In the wake of medical home certification, meaningful use, the Cures Act, and the pandemic, it’s clear that virtually all health care is now built on a digital foundation. EHRs are pervasive in the delivery system and are increasingly connected to practice management software, virtual visit, mobile capabilities, health information exchanges, and population health platforms. As we consider the criticality of interoperability throughout this evolving digital ecosystem, I’m moved to reflect on the issue of interoperability in another time, the 1960s.
A firsthand view of clinical practice
As a child, I had the opportunity to observe my father in solo pediatric practice. Sub-specialization was relatively new. General practitioners would come to him as a pediatric “specialist” to consult on their complex patients. There were no neonatologists, intensivists, hospitalists, or emergency physicians. He took care of his patients throughout their health care journey. If they needed surgery, he would follow them pre- and post-operatively along with the surgeon. In the office, he and his nurse developed seamless workflows to manage patient care throughout the day. With house calls a routine component of the care model, he easily identified and assessed financial, social, and cultural issues that might impact his patients and integrated those assessments into his care plan.
Minimal regulation and a simpler business model
Even as this clinical picture harkens back to simpler times, so were the business models and regulatory requirements. Ambulatory care was largely a cash business. Many still had insurance that only covered hospitalizations. Even for those with coverage of ambulatory care, the patient typically paid the doctor and filed a claim to get reimbursed by the insurance company.

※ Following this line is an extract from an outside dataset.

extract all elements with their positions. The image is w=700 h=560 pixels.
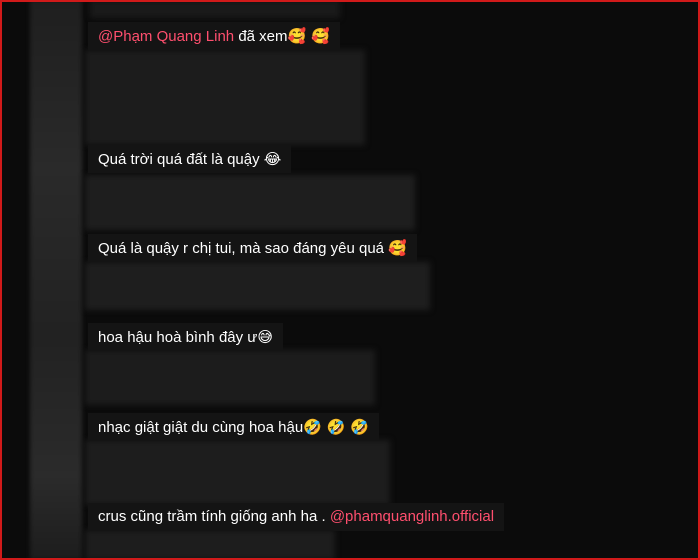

Medicare and Medicaid weren’t even signed into law until 1965, and then took most of the rest of the decade to get implemented. HMOs were rare and geographically isolated, there was no such thing as prior authorization, and HIPAA was three decades away.
Technology matched the need.
In these simpler times, simpler technologies were sufficient to support interoperability needs. With so few hand-offs, face-to-face discussions and telephone calls for “sign-outs” worked just fine. Typewriters, carbon copies, and snail-mail sufficed for formal sharing of assessment and plan in the referral process. Urgent or abnormal test results were delivered via a phone call to the ordering physician. In the absence of pagers and cell phones, every doctor had an answering service that was kept informed of who was on call and how they could be reached, e.g., at home, church, or restaurant. There was continuity of care stemming from less specialization, fewer sources of information, fewer providers in need of information, and a much simpler business model. Getting the right information to the right people at the right time was a fairly straightforward issue.
Lessons for today
In contrast, today’s health care is characterized by increasing complexity in every realm—clinical care, business models, regulations, and technology. Providers have historically depended on their own diligence to ensure they had all relevant information at the point of care. Given the vast and growing number of sources of information, continuing segmentation of care across time and specialties, and the rapidly advancing diagnostic and treatment modalities, it is no wonder providers experience enormous stress related to information sharing. While great strides have been made to present meaningful information from other care settings to providers when and where it is needed, the sheer volume of data flowing across systems requires leaders and data engineers to be diligent about what information flows directly to the care team.
Today, providers must focus on harnessing the capabilities of integrated EHR, health information exchange, population health management platforms, and mobile and virtual technology. They can then leverage solutions to collect, sort, and present this growing volume of clinical data to effectively and efficiently support their clinical decision-making.